Bruno Prior is a trustee of the Institute of Economic Affairs and a Director of Summerleaze Ltd, which is involved in the construction materials, property, waste management and energy sectors. For most of his thirty years with the company, Bruno's main focus has been renewable energy, such as the generation of electricity from landfill gas, and the supply of wood pellets for heating.


3 thoughts on “How to define Britain’s housing shortage away”

  1. Posted 22/10/2017 at 18:24 | Permalink

    Wonderful work Bruno! Particularly like the methodological take down.

    Liberalising land use law ought to be the government’s priority. Instead, having erected barriers to private development, they claim that a “market failure” requires them to launch a massive new programme of state home building.

  2. Posted 25/10/2017 at 19:53 | Permalink

    Pull the other one mate, it’s got bells on. I bet you agree with Greenspan and Bernanke that there’s no such things as bubbles too.

    You talk about the excess of demand over supply of housing. But if you’re such a strong believer in demand and supply arguments, what about the demand and supply of credit? People borrow money to buy houses yet you don’t see the fundamental link between the price of that borrowed money and the amount they can afford to spend on a house? (we can both agree that ‘demand’ for ‘property’ is effectively inexhaustible)

    You’re arguing that property prices are fundamentally driven by the balance of population / households & the amount of housing stock.

    So how would you explain the collapse in US, Irish, or Spanish property prices post 2008? Did the number of households collapse? Did housing stock magically disappear?

    You put a latin quote in there which to be honest I couldn’t be bothered looking up on google translate. But I doubt that singular quote in an archaic language covered the massive holes in your threadbare argument.

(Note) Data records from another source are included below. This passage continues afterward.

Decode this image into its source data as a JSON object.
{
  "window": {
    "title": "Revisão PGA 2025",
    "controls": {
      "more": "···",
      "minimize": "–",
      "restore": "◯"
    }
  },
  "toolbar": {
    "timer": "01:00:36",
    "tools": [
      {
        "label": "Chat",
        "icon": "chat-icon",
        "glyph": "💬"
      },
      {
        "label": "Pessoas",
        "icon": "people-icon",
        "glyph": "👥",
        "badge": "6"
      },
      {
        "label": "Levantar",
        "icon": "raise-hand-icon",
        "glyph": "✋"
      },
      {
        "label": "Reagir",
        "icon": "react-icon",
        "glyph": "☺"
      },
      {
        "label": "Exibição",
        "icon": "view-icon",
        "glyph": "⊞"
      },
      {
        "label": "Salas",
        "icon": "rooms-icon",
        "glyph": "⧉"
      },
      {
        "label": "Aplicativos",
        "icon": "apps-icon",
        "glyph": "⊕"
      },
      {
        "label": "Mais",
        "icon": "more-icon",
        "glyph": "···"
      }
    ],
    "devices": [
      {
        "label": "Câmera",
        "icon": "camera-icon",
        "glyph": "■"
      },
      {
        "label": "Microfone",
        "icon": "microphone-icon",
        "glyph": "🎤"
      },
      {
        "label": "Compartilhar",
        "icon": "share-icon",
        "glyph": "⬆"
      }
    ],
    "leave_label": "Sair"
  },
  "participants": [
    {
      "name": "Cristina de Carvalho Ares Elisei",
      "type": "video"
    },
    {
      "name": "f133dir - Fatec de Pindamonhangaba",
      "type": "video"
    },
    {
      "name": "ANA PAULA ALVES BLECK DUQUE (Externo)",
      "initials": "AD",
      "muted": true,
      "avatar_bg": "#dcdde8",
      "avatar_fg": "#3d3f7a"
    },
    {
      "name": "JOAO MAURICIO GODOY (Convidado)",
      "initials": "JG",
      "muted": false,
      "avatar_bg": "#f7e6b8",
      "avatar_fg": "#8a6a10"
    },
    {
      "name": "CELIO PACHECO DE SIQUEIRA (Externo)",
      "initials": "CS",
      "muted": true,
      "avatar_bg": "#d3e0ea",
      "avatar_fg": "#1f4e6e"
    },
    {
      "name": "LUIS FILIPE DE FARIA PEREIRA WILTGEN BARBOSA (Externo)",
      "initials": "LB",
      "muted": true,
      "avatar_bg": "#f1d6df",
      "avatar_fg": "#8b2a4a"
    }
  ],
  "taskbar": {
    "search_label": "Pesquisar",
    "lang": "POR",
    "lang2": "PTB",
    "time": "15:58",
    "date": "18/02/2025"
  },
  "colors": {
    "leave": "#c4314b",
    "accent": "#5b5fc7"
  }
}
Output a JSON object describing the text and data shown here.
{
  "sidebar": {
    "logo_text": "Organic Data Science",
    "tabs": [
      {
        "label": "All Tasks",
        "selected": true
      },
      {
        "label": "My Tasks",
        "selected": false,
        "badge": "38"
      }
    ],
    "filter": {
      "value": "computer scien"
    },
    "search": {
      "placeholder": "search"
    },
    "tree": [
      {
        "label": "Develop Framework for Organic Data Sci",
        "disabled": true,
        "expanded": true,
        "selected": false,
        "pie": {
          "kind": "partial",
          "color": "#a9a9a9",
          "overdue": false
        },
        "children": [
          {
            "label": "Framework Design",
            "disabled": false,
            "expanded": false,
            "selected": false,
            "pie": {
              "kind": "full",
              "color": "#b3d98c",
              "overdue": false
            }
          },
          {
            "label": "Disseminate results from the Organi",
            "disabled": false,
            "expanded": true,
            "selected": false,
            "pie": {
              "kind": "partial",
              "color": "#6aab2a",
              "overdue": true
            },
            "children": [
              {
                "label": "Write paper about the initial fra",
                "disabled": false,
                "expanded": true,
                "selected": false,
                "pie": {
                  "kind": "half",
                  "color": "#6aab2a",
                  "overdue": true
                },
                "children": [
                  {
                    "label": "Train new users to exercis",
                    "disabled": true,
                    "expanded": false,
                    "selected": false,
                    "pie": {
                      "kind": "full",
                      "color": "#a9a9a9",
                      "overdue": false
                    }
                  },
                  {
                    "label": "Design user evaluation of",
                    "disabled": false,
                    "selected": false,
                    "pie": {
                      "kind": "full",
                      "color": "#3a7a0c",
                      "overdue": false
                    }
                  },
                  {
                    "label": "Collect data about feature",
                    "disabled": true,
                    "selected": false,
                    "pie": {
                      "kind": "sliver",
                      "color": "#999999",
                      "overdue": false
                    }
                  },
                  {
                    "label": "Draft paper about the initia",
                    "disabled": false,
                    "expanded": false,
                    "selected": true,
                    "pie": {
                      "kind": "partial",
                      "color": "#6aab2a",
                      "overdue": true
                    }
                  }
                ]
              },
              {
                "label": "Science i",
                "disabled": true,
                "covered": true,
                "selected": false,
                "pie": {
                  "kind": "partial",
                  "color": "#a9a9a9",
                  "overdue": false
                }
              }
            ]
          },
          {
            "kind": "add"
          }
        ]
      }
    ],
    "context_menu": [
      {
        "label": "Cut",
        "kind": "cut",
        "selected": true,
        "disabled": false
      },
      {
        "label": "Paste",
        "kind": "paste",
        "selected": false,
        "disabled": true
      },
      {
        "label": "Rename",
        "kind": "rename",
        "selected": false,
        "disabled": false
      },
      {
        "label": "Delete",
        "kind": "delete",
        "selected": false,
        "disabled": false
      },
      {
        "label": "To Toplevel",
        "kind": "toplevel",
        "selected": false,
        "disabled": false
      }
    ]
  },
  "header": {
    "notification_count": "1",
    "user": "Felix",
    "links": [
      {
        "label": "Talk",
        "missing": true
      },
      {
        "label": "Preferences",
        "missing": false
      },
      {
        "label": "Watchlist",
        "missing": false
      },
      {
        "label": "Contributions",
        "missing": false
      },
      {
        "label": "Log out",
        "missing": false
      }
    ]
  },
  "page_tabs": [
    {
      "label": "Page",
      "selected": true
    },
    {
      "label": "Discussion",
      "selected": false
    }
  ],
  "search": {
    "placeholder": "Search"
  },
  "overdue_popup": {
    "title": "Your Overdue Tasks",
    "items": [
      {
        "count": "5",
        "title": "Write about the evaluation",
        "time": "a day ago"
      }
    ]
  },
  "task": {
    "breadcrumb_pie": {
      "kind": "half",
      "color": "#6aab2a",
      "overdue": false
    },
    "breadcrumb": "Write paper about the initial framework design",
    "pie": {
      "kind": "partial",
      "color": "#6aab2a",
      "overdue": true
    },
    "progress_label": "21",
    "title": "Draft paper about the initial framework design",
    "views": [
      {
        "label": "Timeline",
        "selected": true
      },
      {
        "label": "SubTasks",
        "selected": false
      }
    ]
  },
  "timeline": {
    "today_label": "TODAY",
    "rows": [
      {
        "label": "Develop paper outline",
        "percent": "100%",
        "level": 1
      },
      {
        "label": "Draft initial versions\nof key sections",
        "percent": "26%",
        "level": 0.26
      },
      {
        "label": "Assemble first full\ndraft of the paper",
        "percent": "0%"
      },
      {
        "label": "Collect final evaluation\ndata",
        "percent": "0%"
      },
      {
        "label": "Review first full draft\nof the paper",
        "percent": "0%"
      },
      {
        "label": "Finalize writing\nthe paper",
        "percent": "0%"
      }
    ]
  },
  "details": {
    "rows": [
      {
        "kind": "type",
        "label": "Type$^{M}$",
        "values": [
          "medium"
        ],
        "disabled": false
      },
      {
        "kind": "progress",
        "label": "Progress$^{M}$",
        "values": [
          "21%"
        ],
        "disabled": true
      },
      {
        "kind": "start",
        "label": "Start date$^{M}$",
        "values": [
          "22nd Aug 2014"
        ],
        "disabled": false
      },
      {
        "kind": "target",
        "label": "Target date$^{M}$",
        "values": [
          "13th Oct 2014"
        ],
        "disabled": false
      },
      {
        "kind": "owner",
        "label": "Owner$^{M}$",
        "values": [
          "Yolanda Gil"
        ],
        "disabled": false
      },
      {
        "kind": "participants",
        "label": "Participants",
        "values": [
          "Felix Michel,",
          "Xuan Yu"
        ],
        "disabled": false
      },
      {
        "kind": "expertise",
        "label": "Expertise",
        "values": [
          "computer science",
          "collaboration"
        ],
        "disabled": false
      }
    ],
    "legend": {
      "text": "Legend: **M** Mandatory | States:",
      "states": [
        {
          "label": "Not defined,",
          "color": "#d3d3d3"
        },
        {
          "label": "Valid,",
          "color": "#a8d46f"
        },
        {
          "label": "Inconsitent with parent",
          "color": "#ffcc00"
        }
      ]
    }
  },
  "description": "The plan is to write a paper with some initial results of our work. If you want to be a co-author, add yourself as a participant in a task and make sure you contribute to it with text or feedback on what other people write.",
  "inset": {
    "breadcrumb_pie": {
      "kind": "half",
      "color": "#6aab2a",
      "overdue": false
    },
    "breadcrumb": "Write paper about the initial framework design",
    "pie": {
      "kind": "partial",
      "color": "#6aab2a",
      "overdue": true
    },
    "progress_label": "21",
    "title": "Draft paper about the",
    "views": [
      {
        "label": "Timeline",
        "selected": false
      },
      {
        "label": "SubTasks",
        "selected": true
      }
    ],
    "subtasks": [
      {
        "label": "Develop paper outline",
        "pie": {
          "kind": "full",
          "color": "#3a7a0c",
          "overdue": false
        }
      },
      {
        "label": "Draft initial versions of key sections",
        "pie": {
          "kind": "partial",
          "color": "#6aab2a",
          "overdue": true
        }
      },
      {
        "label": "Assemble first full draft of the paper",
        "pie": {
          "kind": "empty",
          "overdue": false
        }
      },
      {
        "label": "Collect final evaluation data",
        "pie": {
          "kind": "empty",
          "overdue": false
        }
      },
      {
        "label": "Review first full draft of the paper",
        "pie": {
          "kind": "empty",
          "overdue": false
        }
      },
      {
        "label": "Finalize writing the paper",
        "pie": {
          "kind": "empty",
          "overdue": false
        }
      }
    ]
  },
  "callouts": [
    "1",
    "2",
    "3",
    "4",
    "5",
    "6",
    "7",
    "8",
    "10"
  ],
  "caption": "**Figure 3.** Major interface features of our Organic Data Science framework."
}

  3. Posted 08/05/2020 at 01:50 | Permalink

    T problem here is that it assumes housing is a good and therefore normal laws of supply and demand apply. This is flawed because homes are not simply goods but assets. Moreover, the author says that the only explanation for young people not wanting to move is because of affordability (as if that is the only possible explanation). That is undoubtedly part of it but if you have fewer young people getting married or forming long-term relationships then that could also be a factor not simply affordability of housing – for eg. you may be able to afford to buy if you had a spouse. Or it is a simple cost-benefit decision to stay at home if you live in the capital because you may prefer saving up than spending on rent (even though in theory it is perfectly feasible to do so). That does not prove, however, that a lack of supply is the cause.